Some portals offer functionalities that just need to be “turned on;” others don’t and may require further IT development and customization. Either way, it’s clear that healthcare consumer online tools should approximate the experience of accessing other types of services. Yes, healthcare is different, but patients are also consumers who will shop for providers with modern electronic tools if their frustration exceeds a certain threshold.

Patient-centered Use and Clinical Encounter Integration

Beyond offering basic engagement and usability features that apply to every electronic tool these days, the best patient portals also support patient-centered outcomes and integrate with clinical encounters. Getting to that level of patient portal use will likely be an evolving process among physicians, patients and IT, not an immediate product of portal implementation.

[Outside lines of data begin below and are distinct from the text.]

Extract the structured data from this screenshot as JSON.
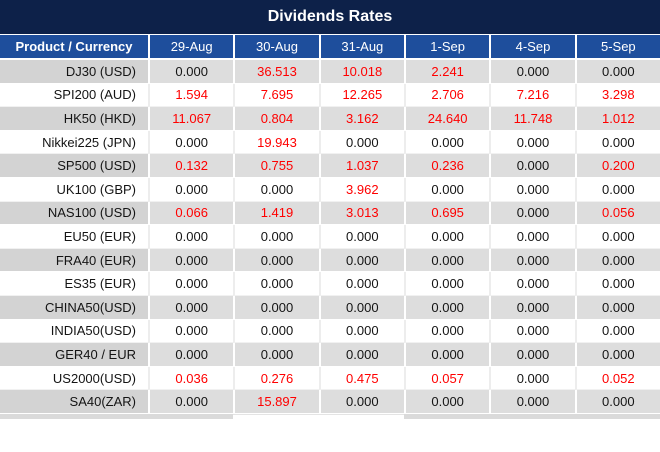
{
  "title": "Dividends Rates",
  "colors": {
    "title_bg": "#0d2149",
    "header_bg": "#1e4e9c",
    "header_text": "#ffffff",
    "row_gray_bg": "#dddddd",
    "row_gray_product_bg": "#d3d3d3",
    "row_white_bg": "#ffffff",
    "value_black": "#141414",
    "value_red": "#ff0000"
  },
  "chart_data": {
    "type": "table",
    "title": "Dividends Rates",
    "columns": [
      "Product / Currency",
      "29-Aug",
      "30-Aug",
      "31-Aug",
      "1-Sep",
      "4-Sep",
      "5-Sep"
    ],
    "rows": [
      {
        "product": "DJ30 (USD)",
        "values": [
          "0.000",
          "36.513",
          "10.018",
          "2.241",
          "0.000",
          "0.000"
        ],
        "red": [
          false,
          true,
          true,
          true,
          false,
          false
        ]
      },
      {
        "product": "SPI200 (AUD)",
        "values": [
          "1.594",
          "7.695",
          "12.265",
          "2.706",
          "7.216",
          "3.298"
        ],
        "red": [
          true,
          true,
          true,
          true,
          true,
          true
        ]
      },
      {
        "product": "HK50 (HKD)",
        "values": [
          "11.067",
          "0.804",
          "3.162",
          "24.640",
          "11.748",
          "1.012"
        ],
        "red": [
          true,
          true,
          true,
          true,
          true,
          true
        ]
      },
      {
        "product": "Nikkei225 (JPN)",
        "values": [
          "0.000",
          "19.943",
          "0.000",
          "0.000",
          "0.000",
          "0.000"
        ],
        "red": [
          false,
          true,
          false,
          false,
          false,
          false
        ]
      },
      {
        "product": "SP500 (USD)",
        "values": [
          "0.132",
          "0.755",
          "1.037",
          "0.236",
          "0.000",
          "0.200"
        ],
        "red": [
          true,
          true,
          true,
          true,
          false,
          true
        ]
      },
      {
        "product": "UK100 (GBP)",
        "values": [
          "0.000",
          "0.000",
          "3.962",
          "0.000",
          "0.000",
          "0.000"
        ],
        "red": [
          false,
          false,
          true,
          false,
          false,
          false
        ]
      },
      {
        "product": "NAS100 (USD)",
        "values": [
          "0.066",
          "1.419",
          "3.013",
          "0.695",
          "0.000",
          "0.056"
        ],
        "red": [
          true,
          true,
          true,
          true,
          false,
          true
        ]
      },
      {
        "product": "EU50 (EUR)",
        "values": [
          "0.000",
          "0.000",
          "0.000",
          "0.000",
          "0.000",
          "0.000"
        ],
        "red": [
          false,
          false,
          false,
          false,
          false,
          false
        ]
      },
      {
        "product": "FRA40 (EUR)",
        "values": [
          "0.000",
          "0.000",
          "0.000",
          "0.000",
          "0.000",
          "0.000"
        ],
        "red": [
          false,
          false,
          false,
          false,
          false,
          false
        ]
      },
      {
        "product": "ES35 (EUR)",
        "values": [
          "0.000",
          "0.000",
          "0.000",
          "0.000",
          "0.000",
          "0.000"
        ],
        "red": [
          false,
          false,
          false,
          false,
          false,
          false
        ]
      },
      {
        "product": "CHINA50(USD)",
        "values": [
          "0.000",
          "0.000",
          "0.000",
          "0.000",
          "0.000",
          "0.000"
        ],
        "red": [
          false,
          false,
          false,
          false,
          false,
          false
        ]
      },
      {
        "product": "INDIA50(USD)",
        "values": [
          "0.000",
          "0.000",
          "0.000",
          "0.000",
          "0.000",
          "0.000"
        ],
        "red": [
          false,
          false,
          false,
          false,
          false,
          false
        ]
      },
      {
        "product": "GER40 / EUR",
        "values": [
          "0.000",
          "0.000",
          "0.000",
          "0.000",
          "0.000",
          "0.000"
        ],
        "red": [
          false,
          false,
          false,
          false,
          false,
          false
        ]
      },
      {
        "product": "US2000(USD)",
        "values": [
          "0.036",
          "0.276",
          "0.475",
          "0.057",
          "0.000",
          "0.052"
        ],
        "red": [
          true,
          true,
          true,
          true,
          false,
          true
        ]
      },
      {
        "product": "SA40(ZAR)",
        "values": [
          "0.000",
          "15.897",
          "0.000",
          "0.000",
          "0.000",
          "0.000"
        ],
        "red": [
          false,
          true,
          false,
          false,
          false,
          false
        ]
      }
    ]
  }
}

Now 10 years into patient portal use and integration, four Kaiser Permanente physicians shared their experiences and lessons learned in a Health Affairs Blog post. Compellingly, the doctors credit their patient portal for specific, measurable benefits and illuminating data:

  1. Secure email improves outcomes and care. Use of secure physician-patient email communication is associated with a 2 to 6.5 percent improvement in Healthcare Improvement Data Information Set (HEDIS) health measures like glycemic, blood pressure and cholesterol screening and control.
  2. Patient portal use correlates with loyalty. At Kaiser, patients that use the portal are 2.6 percent more likely to remain a member of the health system than non-users. Pulling in the crucial quality component, it also helps that 85 percent of patients give email communications an 8 or 9 on a nine-point scale.
  3. Face-to-face visits decline with patient portal use. Does use of the patient portal increase or decrease face-to-face encounters? The jury is out, as illustrated by four contradicting studies the authors cite. Still, Kaiser has seen in-person visits decrease, which correlates with a slight uptick in portal use.
  4. Portal use falls along predictable lines, mostly. The prediction, naturally, was that younger patients would use the portal more frequently. In fact, the 60-69 age group has shown the highest rate of patient portal registration and use. In terms of race and ethnicity, however, white patients more frequently use the portal than do Americans of Asian, Latino or African descent.

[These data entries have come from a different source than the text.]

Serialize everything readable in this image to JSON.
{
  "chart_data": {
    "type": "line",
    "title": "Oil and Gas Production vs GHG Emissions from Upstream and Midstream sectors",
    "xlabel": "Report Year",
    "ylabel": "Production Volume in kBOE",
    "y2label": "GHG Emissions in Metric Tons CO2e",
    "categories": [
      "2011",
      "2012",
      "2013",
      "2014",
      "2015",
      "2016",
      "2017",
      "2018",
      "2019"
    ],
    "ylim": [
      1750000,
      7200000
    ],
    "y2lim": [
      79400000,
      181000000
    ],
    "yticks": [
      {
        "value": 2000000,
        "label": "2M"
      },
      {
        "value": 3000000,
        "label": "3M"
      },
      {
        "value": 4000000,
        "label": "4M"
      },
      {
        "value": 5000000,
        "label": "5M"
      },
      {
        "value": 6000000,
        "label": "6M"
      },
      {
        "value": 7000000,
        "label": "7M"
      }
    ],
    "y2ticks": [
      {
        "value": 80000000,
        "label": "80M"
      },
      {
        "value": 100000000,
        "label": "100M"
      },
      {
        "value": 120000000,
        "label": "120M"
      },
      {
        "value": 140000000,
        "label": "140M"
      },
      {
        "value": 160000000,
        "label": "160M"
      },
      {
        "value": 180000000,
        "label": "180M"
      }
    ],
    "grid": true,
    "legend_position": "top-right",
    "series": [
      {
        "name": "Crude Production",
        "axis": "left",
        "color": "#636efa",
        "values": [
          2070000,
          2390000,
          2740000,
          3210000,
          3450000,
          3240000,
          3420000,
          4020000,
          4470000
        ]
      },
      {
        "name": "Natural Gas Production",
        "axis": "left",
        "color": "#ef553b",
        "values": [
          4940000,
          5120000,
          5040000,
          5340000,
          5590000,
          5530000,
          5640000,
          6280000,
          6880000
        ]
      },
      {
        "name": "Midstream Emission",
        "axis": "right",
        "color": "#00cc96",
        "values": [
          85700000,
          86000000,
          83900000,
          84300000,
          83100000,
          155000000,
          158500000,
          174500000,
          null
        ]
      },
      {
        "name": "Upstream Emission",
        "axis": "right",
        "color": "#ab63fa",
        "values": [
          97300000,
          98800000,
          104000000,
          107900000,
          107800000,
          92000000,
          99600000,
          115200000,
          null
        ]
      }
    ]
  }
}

Hopefully, the experience of forward-thinking providers will clarify what functions to look for in selecting and managing a patient portal. But the lessons offered by organizations like Kaiser and Capterra can’t simplify what are probably the two most challenging parts of patient portal implementation—overcoming physicians’ frustrations with answering emails on top of their clinical workload and convincing patients to regularly use the tool.

So let’s face the challenges and take them one at a time. Let’s embrace the idea that a more direct, responsive online relationship between patient and provider holds strong positives for both. Through robust portals, patients can more efficiently support their own healthcare and feel more in control. As patients experience more benefit, their providers will too. Engagement of both groups will evolve into time savings (and cost savings for providers), fewer visits, stronger patient-provider relationships, and improved outcomes. We’re only seeing the first ripples of this evolution now, but early signs suggest a significant wave is approaching.

D’Arcy Gue is Director of Industry Relations for Medsphere Systems Corporation.